Досадовал, если засидевшиеся допоздна друзья живут непростительно близко от его дома и не стремятся попользоваться его автомобилем.

Тогда, помявшись, просто предлагает прокатиться.

Всегда был готов помочь в переездах, в поездках на дачу и разве что неохотно соглашался участвовать в погребальных процессиях — медленная езда ему очень не нравится!

После войны забыл о том, что водил машину, и, кажется, ни разу не брал руль.

Любовь иссякла. Забылась страсть.

Увлекся фотографией.

«Увлекся» не то слово. Обуян. Одержим. Поглощен. Забрасывает семью. Друзей. Писать даже на некоторое время перестал.

По ночам жена просыпается от жгучего света юпитеров — снимал ночью в квартире. Саму квартиру перестроил так, чтобы выделить помещение для фотолаборатории, хотя на службу страсти поставлены все помещения — снимки сушатся в столовой, в кухне, в ванной, нельзя, соответственно, готовить обед и мыться, так как стоят горки специальной фотопосуды. В кабинете готовые снимки раскладываются на полу и на рабочем столе.

Самые счастливые часы жизни — в фотолаборатории.

И самые чистые, самые цельные, самые благородные люди на земле — фотографы.

А потом все кончается. Внезапно. Столь же необъяснимо, как и началось.
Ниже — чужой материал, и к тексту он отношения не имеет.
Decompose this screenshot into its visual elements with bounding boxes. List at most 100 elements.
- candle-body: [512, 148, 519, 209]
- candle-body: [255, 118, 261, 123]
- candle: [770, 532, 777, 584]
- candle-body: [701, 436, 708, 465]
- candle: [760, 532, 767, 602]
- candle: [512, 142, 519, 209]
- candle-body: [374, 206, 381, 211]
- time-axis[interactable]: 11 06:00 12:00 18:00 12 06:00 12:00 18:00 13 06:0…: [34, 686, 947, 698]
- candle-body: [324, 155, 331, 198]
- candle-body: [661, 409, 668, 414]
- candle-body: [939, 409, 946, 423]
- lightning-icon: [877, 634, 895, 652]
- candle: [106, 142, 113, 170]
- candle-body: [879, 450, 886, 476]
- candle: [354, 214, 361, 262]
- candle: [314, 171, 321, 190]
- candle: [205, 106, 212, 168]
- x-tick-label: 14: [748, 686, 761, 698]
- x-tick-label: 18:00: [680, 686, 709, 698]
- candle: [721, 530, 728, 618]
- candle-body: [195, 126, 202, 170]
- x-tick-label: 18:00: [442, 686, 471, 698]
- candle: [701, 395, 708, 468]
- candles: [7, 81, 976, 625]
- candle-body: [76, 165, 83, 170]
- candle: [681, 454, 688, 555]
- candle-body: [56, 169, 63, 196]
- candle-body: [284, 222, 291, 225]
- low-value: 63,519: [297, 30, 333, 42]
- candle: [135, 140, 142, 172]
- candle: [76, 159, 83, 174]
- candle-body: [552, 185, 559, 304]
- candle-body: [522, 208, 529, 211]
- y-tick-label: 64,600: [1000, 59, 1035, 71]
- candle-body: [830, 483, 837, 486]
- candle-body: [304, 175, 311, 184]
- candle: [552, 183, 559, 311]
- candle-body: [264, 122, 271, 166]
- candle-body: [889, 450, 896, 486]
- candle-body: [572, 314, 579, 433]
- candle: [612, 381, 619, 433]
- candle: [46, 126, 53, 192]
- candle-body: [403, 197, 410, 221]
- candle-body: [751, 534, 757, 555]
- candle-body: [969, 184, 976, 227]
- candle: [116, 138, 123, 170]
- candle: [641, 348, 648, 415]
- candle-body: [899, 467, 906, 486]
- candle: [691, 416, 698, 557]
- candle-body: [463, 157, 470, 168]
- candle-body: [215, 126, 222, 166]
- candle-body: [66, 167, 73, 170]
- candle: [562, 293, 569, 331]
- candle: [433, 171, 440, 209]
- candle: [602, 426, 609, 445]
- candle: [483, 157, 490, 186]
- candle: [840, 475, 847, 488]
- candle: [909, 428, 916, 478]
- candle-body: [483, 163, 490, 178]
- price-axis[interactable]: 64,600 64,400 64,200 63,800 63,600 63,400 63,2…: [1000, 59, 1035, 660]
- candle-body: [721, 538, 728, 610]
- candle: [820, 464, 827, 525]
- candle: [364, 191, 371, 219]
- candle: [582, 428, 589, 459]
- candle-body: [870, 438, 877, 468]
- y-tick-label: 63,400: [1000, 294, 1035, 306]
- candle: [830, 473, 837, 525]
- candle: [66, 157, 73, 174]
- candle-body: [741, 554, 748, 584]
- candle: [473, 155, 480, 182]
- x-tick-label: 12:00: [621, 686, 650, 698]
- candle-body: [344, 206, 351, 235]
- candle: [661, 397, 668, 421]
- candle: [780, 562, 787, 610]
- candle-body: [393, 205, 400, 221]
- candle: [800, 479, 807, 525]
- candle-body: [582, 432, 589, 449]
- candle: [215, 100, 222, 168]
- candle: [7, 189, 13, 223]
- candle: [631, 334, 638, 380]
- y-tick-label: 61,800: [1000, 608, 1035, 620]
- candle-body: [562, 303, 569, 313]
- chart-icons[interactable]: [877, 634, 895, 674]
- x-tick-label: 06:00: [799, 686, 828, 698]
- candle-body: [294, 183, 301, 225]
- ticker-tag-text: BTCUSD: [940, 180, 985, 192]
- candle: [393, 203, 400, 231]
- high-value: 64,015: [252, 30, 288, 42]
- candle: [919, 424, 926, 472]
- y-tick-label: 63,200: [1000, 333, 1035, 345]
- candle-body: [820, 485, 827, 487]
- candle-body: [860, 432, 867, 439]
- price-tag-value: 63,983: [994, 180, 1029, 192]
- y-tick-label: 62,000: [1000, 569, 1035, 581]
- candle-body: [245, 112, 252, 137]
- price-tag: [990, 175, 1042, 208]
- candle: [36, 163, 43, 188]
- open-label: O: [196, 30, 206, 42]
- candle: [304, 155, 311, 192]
И, подобно чаплинскому миллионеру, запамятовавшему наутро все то, что умиляло и воодушевляло его ночью, вяло отзывался на вопросы о том, как дела с фотографией, есть ли новые снимки:

— Какие снимки? О чем вы?

И, получив первый же аванс за новый роман, вновь перестраивает квартиру. А так как квартира сырая, в первом этаже, а рос мальчик Леша, надо опять что-то огораживать, делить и встраивать, а денег уже нет, и он снова беден, а бедный — он считает — должен жить как бедный, — то страшно раздражается на эту свою недавнюю страсть и уже всему виною полагает фотографию, а пуще фотографов, которые ранее ходили к нему запросто, а теперь их повымело, и он, не стесняясь, обзывает их марафонщиками и шарлатанами.

После войны он где-то вычитал, а быть может, и сам выдумал, но говорил, что вычитал: кактусы — святые растения.

Растут всюду, даже на песке, даже где нет дождей. Противостоят самым чудовищным засухам. Спасают умирающих в пустыне от жажды людей. И животных тоже спасают. В них, кактусах, накапливаются резервы водянистого сока.

— Глядя на кактусы, — говорит он растроганно низким голосом, — можно поверить, что есть бог, который их создал.

И уже заведена обширная литература о кактусах. И уже известны вариации кактуса — эхинокактусы и мамиллярии, грандилфорусы и рипсалисы. И есть специальный чемодан с отделениями, и даже название ему придумано — кактусятник.

И с этим чемоданом носится по городам и весям, всюду, где обнаруживается новый вид этого колючего и царственного растения. И становится видным членом общества советских граждан, выращивающих кактусы. Даже собираются граждане, учитывая его беззаветную отдачу, и выдвигают Германа в председатели общества кактусятников.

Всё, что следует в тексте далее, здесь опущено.